In ihrem Namen gründest du den Thron,
Und steht er fest, wer stürzte dich herab?
Nicht in die ferne Zeit verliere dich,
Den Augenblick ergreife, der ist dein.

Macbeth.
Wenn wir’s verfehlten – wenn der Streich mißlänge!

Lady.
Mißlingen! Führ‘ es aus mit Männermuth
Und fester Hand, so kann es nicht mißlingen.
– Wenn Duncan schläft – und diese starke Reise
Wird seinen Schlaf befördern – übernehm‘ ich’s,
Die beiden Kämmrer mit berauschendem
Getränk‘ so anzufüllen, zu betäuben,
Daß ihr Gedächtniß, des Gehirnes Wächter,
Ein bloßer Dunst sein soll!
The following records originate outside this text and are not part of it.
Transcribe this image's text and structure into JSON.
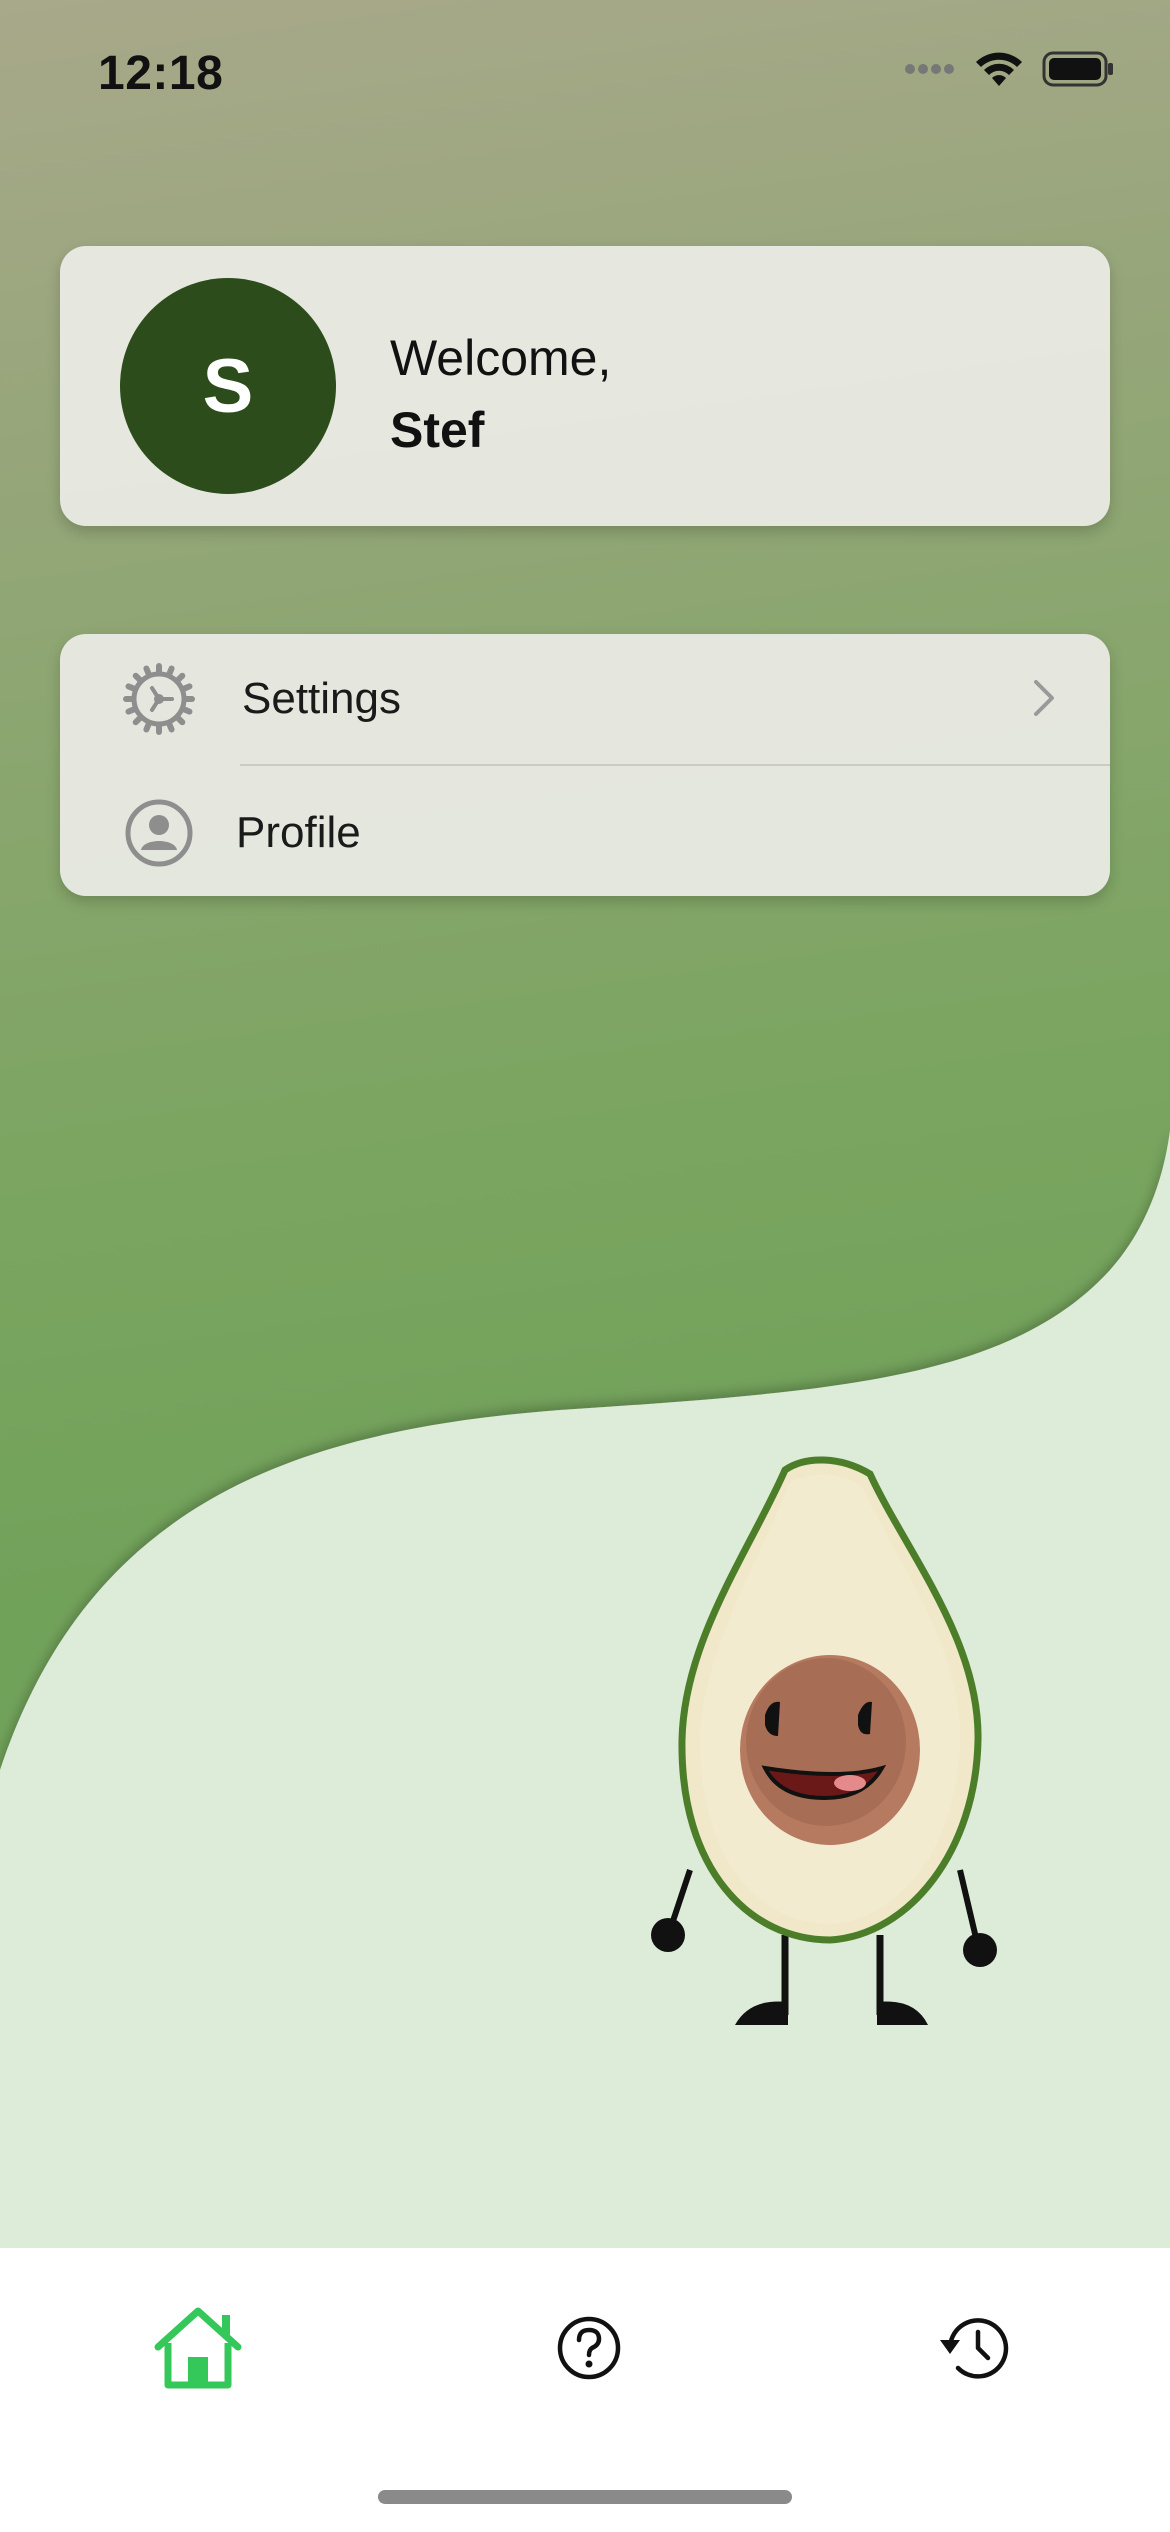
{
  "status_bar": {
    "time": "12:18"
  },
  "welcome": {
    "avatar_initial": "S",
    "greeting": "Welcome,",
    "name": "Stef"
  },
  "menu": {
    "items": [
      {
        "label": "Settings",
        "icon": "gear-icon",
        "has_chevron": true
      },
      {
        "label": "Profile",
        "icon": "person-circle-icon",
        "has_chevron": false
      }
    ]
  },
  "tab_bar": {
    "tabs": [
      {
        "icon": "home-icon",
        "active": true
      },
      {
        "icon": "question-circle-icon",
        "active": false
      },
      {
        "icon": "history-icon",
        "active": false
      }
    ],
    "active_color": "#34c759",
    "inactive_color": "#111111"
  },
  "colors": {
    "avatar_bg": "#2c4d1b",
    "wave_light": "#ddebd9",
    "wave_green": "#6fa158"
  }
}
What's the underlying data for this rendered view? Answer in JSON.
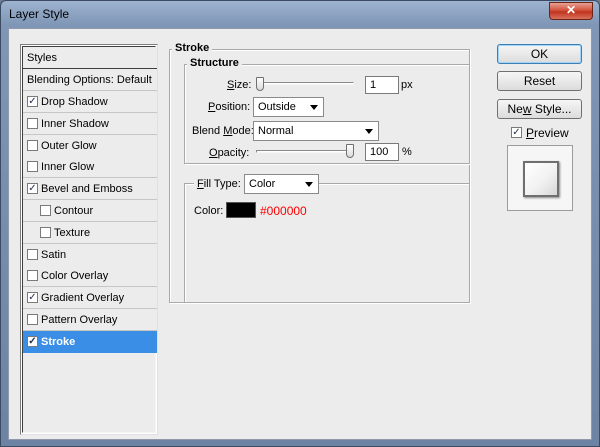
{
  "window": {
    "title": "Layer Style",
    "close_glyph": "✕"
  },
  "styles_list": {
    "header": "Styles",
    "blending_options": "Blending Options: Default",
    "items": [
      {
        "label": "Drop Shadow",
        "checked": true,
        "indent": false,
        "selected": false
      },
      {
        "label": "Inner Shadow",
        "checked": false,
        "indent": false,
        "selected": false
      },
      {
        "label": "Outer Glow",
        "checked": false,
        "indent": false,
        "selected": false
      },
      {
        "label": "Inner Glow",
        "checked": false,
        "indent": false,
        "selected": false
      },
      {
        "label": "Bevel and Emboss",
        "checked": true,
        "indent": false,
        "selected": false
      },
      {
        "label": "Contour",
        "checked": false,
        "indent": true,
        "selected": false
      },
      {
        "label": "Texture",
        "checked": false,
        "indent": true,
        "selected": false
      },
      {
        "label": "Satin",
        "checked": false,
        "indent": false,
        "selected": false
      },
      {
        "label": "Color Overlay",
        "checked": false,
        "indent": false,
        "selected": false
      },
      {
        "label": "Gradient Overlay",
        "checked": true,
        "indent": false,
        "selected": false
      },
      {
        "label": "Pattern Overlay",
        "checked": false,
        "indent": false,
        "selected": false
      },
      {
        "label": "Stroke",
        "checked": true,
        "indent": false,
        "selected": true
      }
    ],
    "selected_color": "#3a8ee6"
  },
  "stroke": {
    "section_title": "Stroke",
    "structure_title": "Structure",
    "size": {
      "label_key": "S",
      "label_rest": "ize:",
      "value": "1",
      "unit": "px",
      "slider_fraction": 0.0
    },
    "position": {
      "label_key": "P",
      "label_rest": "osition:",
      "value": "Outside"
    },
    "blend_mode": {
      "label_pre": "Blend ",
      "label_key": "M",
      "label_rest": "ode:",
      "value": "Normal"
    },
    "opacity": {
      "label_key": "O",
      "label_rest": "pacity:",
      "value": "100",
      "unit": "%",
      "slider_fraction": 1.0
    },
    "fill_type": {
      "label_key": "F",
      "label_rest": "ill Type:",
      "value": "Color"
    },
    "color": {
      "label": "Color:",
      "hex": "#000000",
      "swatch": "#000000"
    }
  },
  "buttons": {
    "ok": "OK",
    "reset": "Reset",
    "new_style_key": "w",
    "new_style_pre": "Ne",
    "new_style_rest": " Style...",
    "preview_key": "P",
    "preview_rest": "review",
    "preview_checked": true
  }
}
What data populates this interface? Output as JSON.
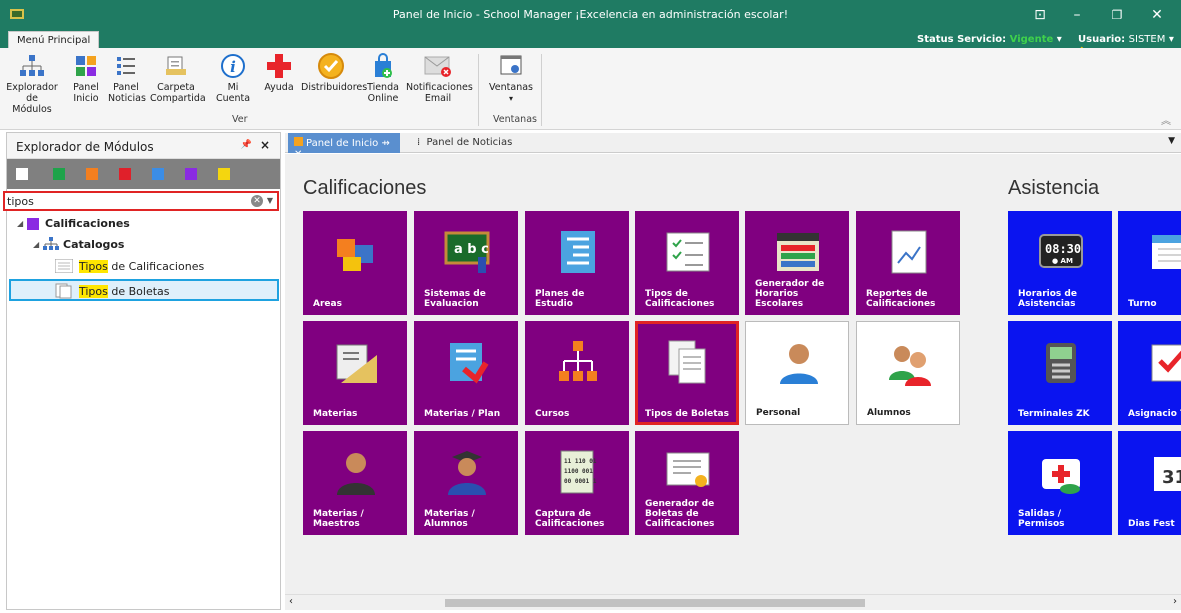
{
  "window": {
    "title": "Panel de Inicio - School Manager ¡Excelencia en administración escolar!"
  },
  "ribbon_tab": "Menú Principal",
  "status": {
    "label": "Status Servicio:",
    "value": "Vigente",
    "user_label": "Usuario:",
    "user_value": "SISTEM"
  },
  "ribbon": {
    "buttons": [
      {
        "label": "Explorador de Módulos",
        "icon": "modules-icon"
      },
      {
        "label": "Panel Inicio",
        "icon": "panel-icon"
      },
      {
        "label": "Panel Noticias",
        "icon": "news-icon"
      },
      {
        "label": "Carpeta Compartida",
        "icon": "folder-icon"
      },
      {
        "label": "Mi Cuenta",
        "icon": "info-icon"
      },
      {
        "label": "Ayuda",
        "icon": "help-cross-icon"
      },
      {
        "label": "Distribuidores",
        "icon": "distributor-icon"
      },
      {
        "label": "Tienda Online",
        "icon": "store-icon"
      },
      {
        "label": "Notificaciones Email",
        "icon": "email-icon"
      },
      {
        "label": "Ventanas",
        "icon": "windows-icon"
      }
    ],
    "groups": [
      "Ver",
      "Ventanas"
    ]
  },
  "explorer": {
    "title": "Explorador de Módulos",
    "search_value": "tipos",
    "tree": {
      "root": "Calificaciones",
      "child": "Catalogos",
      "items": [
        {
          "match": "Tipos",
          "rest": " de Calificaciones"
        },
        {
          "match": "Tipos",
          "rest": " de Boletas"
        }
      ]
    },
    "swatch_colors": [
      "#ffffff",
      "#1ea34a",
      "#f47f1f",
      "#e0202a",
      "#3b8de6",
      "#8a2be2",
      "#f4d60f"
    ]
  },
  "tabs": [
    "Panel de Inicio",
    "Panel de Noticias"
  ],
  "sections": {
    "calificaciones": "Calificaciones",
    "asistencia": "Asistencia"
  },
  "tiles_calif": [
    {
      "label": "Areas",
      "style": "purple",
      "icon": "puzzle-icon"
    },
    {
      "label": "Sistemas de Evaluacion",
      "style": "purple",
      "icon": "chalkboard-icon"
    },
    {
      "label": "Planes de Estudio",
      "style": "purple",
      "icon": "plan-icon"
    },
    {
      "label": "Tipos de Calificaciones",
      "style": "purple",
      "icon": "checklist-icon"
    },
    {
      "label": "Generador de Horarios Escolares",
      "style": "purple",
      "icon": "schedule-icon"
    },
    {
      "label": "Reportes de Calificaciones",
      "style": "purple",
      "icon": "report-icon"
    },
    {
      "label": "Materias",
      "style": "purple",
      "icon": "ruler-icon"
    },
    {
      "label": "Materias / Plan",
      "style": "purple",
      "icon": "subject-plan-icon"
    },
    {
      "label": "Cursos",
      "style": "purple",
      "icon": "hierarchy-icon"
    },
    {
      "label": "Tipos de Boletas",
      "style": "purple",
      "icon": "documents-icon"
    },
    {
      "label": "Personal",
      "style": "white",
      "icon": "person-icon"
    },
    {
      "label": "Alumnos",
      "style": "white",
      "icon": "students-icon"
    },
    {
      "label": "Materias / Maestros",
      "style": "purple",
      "icon": "teacher-icon"
    },
    {
      "label": "Materias / Alumnos",
      "style": "purple",
      "icon": "graduate-icon"
    },
    {
      "label": "Captura de Calificaciones",
      "style": "purple",
      "icon": "binary-doc-icon"
    },
    {
      "label": "Generador de Boletas de Calificaciones",
      "style": "purple",
      "icon": "certificate-icon"
    }
  ],
  "tiles_asist": [
    {
      "label": "Horarios de Asistencias",
      "icon": "clock-icon"
    },
    {
      "label": "Turno",
      "icon": "calendar-icon"
    },
    {
      "label": "Terminales ZK",
      "icon": "terminal-icon"
    },
    {
      "label": "Asignacio Turnos",
      "icon": "assign-icon"
    },
    {
      "label": "Salidas / Permisos",
      "icon": "medkit-icon"
    },
    {
      "label": "Dias Fest",
      "icon": "holiday-icon"
    }
  ]
}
Und wenn sie nun
In viehischem Schlafe wie im Tode liegen,
Was können dann wir beide mit dem un-
Bewachten Duncan nicht beginnen, nicht
Mit seinen überfüllten Kämmerern,
Die unsers Mordes Sünde tragen sollen?

Macbeth.
Gebier mir keine Töchter! Männer nur
Soll mir dein unbezwinglich Herz erzeugen!
Wird man nicht glauben, wenn wir jene Beiden,
Die in des Königs eignem Zimmer schlafen,
Mit Blut bestrichen, ihrer Dolche uns
Zum Mord bedient, daß sie die That gethan?

Lady.
Wer wird bei dem Gejammer, dem Geschrei,
Das wir erheben wollen, etwas Andres
Zu denken wagen?

Macbeth.
Weib! Ich bin entschlossen,
Und alle meine Sehnen spannen sich
Zu dieser That des Schreckens an. Komm, laß uns
Den blut’gen Vorsatz mit der schönsten Larve
Bedecken! Falsche Freundlichkeit verhehle
Das schwarze Werk der heuchlerischen Seele! (Beide gehen ab.)